Pertama, kebijakan perlindungan sosial tidak bisa hanya difokuskan pada kelompok miskin. Pengalaman saat pandemi menunjukkan kelas menengah bawah juga terpukul tapi mereka tidak mendapatkan bantuan sosial.
Kedua, pembangunan ekonomi ke depan harus semakin inklusif. "Dengan anggaran terbatas, mana yang lebih penting: infrastruktur atau perlindungan sosial? Indonesia butuh keduanya. Isunya bukan memilih di antar dua tapi bagaimana meningkatkan penerimaan pajak sehingga ekspansi sosial dan infrastruktur bisa dibiayai," jelasnya.

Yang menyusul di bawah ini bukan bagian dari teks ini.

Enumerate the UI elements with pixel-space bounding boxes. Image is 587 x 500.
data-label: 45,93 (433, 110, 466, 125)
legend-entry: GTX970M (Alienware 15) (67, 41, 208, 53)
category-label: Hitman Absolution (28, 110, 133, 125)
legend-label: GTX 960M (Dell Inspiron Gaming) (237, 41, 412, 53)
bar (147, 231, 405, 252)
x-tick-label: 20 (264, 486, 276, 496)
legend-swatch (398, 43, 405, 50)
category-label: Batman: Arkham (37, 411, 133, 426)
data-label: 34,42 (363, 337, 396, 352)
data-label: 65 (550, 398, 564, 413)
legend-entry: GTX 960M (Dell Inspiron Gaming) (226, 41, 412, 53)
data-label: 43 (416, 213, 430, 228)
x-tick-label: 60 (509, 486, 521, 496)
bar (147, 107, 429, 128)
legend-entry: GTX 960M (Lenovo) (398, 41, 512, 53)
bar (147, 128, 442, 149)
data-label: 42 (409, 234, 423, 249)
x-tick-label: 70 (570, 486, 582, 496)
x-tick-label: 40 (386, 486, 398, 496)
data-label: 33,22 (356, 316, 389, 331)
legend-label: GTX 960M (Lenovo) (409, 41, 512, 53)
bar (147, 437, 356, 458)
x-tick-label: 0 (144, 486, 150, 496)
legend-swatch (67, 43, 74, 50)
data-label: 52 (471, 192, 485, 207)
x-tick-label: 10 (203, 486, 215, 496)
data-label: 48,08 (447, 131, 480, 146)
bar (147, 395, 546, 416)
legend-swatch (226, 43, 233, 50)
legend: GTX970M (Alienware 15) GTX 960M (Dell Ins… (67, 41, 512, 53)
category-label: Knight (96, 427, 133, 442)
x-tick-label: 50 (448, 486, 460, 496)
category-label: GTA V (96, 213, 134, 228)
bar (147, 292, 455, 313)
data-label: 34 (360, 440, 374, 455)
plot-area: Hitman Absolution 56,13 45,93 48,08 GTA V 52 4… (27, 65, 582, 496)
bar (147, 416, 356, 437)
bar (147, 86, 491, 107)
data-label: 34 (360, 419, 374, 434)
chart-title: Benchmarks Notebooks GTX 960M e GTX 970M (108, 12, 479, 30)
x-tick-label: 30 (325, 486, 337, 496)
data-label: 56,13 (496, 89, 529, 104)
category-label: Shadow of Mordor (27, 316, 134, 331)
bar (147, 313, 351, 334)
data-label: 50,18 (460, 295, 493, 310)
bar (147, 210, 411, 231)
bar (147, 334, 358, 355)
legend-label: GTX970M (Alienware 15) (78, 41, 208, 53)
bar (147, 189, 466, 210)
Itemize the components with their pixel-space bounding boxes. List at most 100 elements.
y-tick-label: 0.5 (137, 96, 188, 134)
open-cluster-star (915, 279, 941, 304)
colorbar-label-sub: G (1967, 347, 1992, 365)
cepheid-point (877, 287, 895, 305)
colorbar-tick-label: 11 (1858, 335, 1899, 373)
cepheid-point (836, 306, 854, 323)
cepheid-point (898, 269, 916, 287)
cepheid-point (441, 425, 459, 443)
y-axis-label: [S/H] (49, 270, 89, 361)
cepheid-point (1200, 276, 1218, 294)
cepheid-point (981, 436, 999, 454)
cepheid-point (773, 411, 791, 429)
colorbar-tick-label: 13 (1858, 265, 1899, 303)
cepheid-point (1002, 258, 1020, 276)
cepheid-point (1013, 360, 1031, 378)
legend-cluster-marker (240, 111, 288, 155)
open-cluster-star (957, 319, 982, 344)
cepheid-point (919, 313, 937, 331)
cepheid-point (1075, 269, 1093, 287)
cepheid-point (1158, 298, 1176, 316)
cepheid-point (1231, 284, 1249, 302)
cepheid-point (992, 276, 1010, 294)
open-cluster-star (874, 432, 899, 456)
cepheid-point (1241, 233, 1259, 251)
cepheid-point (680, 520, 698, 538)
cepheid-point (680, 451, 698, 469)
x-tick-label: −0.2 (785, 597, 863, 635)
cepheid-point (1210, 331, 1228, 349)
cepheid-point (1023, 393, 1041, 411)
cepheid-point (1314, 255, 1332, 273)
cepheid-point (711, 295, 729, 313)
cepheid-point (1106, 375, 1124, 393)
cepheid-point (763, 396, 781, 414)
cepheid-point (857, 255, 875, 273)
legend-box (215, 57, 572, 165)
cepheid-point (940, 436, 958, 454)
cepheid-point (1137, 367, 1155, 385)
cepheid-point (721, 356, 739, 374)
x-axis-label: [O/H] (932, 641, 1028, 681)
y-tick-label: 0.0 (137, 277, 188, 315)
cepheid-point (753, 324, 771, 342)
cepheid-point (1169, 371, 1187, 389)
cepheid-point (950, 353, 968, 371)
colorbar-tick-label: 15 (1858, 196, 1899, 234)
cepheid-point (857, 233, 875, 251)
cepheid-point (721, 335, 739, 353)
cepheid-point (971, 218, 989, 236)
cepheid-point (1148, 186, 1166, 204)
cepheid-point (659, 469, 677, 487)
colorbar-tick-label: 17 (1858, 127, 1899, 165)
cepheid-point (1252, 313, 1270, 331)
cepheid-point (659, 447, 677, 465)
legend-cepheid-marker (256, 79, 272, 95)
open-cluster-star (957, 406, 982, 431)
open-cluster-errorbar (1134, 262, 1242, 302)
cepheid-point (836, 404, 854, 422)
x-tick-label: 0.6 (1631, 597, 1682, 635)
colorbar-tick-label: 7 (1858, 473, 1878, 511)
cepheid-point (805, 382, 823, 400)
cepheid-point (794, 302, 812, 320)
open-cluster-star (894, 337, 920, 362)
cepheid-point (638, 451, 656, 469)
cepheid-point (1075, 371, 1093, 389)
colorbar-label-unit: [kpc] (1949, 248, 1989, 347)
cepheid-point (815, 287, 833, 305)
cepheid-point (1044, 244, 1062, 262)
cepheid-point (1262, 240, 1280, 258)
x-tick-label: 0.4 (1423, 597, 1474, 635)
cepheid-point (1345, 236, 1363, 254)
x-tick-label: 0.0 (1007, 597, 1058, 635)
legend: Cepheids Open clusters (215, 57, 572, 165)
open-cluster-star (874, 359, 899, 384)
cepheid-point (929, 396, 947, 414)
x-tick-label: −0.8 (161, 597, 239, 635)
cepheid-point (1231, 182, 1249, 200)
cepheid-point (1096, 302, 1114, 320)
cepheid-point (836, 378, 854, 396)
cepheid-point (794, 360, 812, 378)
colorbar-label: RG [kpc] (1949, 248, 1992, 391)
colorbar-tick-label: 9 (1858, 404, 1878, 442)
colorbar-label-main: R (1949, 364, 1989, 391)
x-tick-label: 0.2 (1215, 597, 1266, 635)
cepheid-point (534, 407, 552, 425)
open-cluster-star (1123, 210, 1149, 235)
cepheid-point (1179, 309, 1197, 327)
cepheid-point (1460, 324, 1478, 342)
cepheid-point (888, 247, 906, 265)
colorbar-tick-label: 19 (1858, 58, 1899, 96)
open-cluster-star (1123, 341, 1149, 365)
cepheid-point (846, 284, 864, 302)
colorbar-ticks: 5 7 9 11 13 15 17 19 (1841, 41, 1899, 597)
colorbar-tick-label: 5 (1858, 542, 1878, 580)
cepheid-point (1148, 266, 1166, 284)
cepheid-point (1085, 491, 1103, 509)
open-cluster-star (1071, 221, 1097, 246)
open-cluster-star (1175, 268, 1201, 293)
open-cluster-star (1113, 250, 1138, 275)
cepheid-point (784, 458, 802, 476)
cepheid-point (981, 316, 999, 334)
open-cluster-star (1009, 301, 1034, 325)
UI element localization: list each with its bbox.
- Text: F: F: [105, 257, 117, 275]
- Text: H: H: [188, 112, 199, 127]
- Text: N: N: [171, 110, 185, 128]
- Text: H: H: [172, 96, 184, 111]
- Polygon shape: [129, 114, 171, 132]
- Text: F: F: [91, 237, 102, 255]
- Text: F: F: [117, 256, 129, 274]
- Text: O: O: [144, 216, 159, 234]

Ketiga, kelas menengah muncul membawa implikasi ekonomi politik di mana mereka hadir sebagai pengeluh profesional. "Kelas konsumen baru yang cerewet, kritis, dengan pendapatan yang lebih baik, akan menuntut kualitas pelayanan jasa publik, kualitas barang, dan tata kelola pemerintahan yang lebih baik," kata Chatib.
Keempat, koefisien gini yang mengukur ketimpangan mungkin sudah lebih baik. Namun, kasus Chile menunjukkan Indonesia tidak bisa hanya fokus pada ketimpangan pendapatan tapi juga horizontal (social) inequality.
"Kita belajar dari pengalaman Chile: sikap pemerintah yang memihak pada oligarki, rasa keadilan yang terusik, dan politik transaksional di kalangan elite, akhirnya mendorong gejolak sosial," jelas Chatib.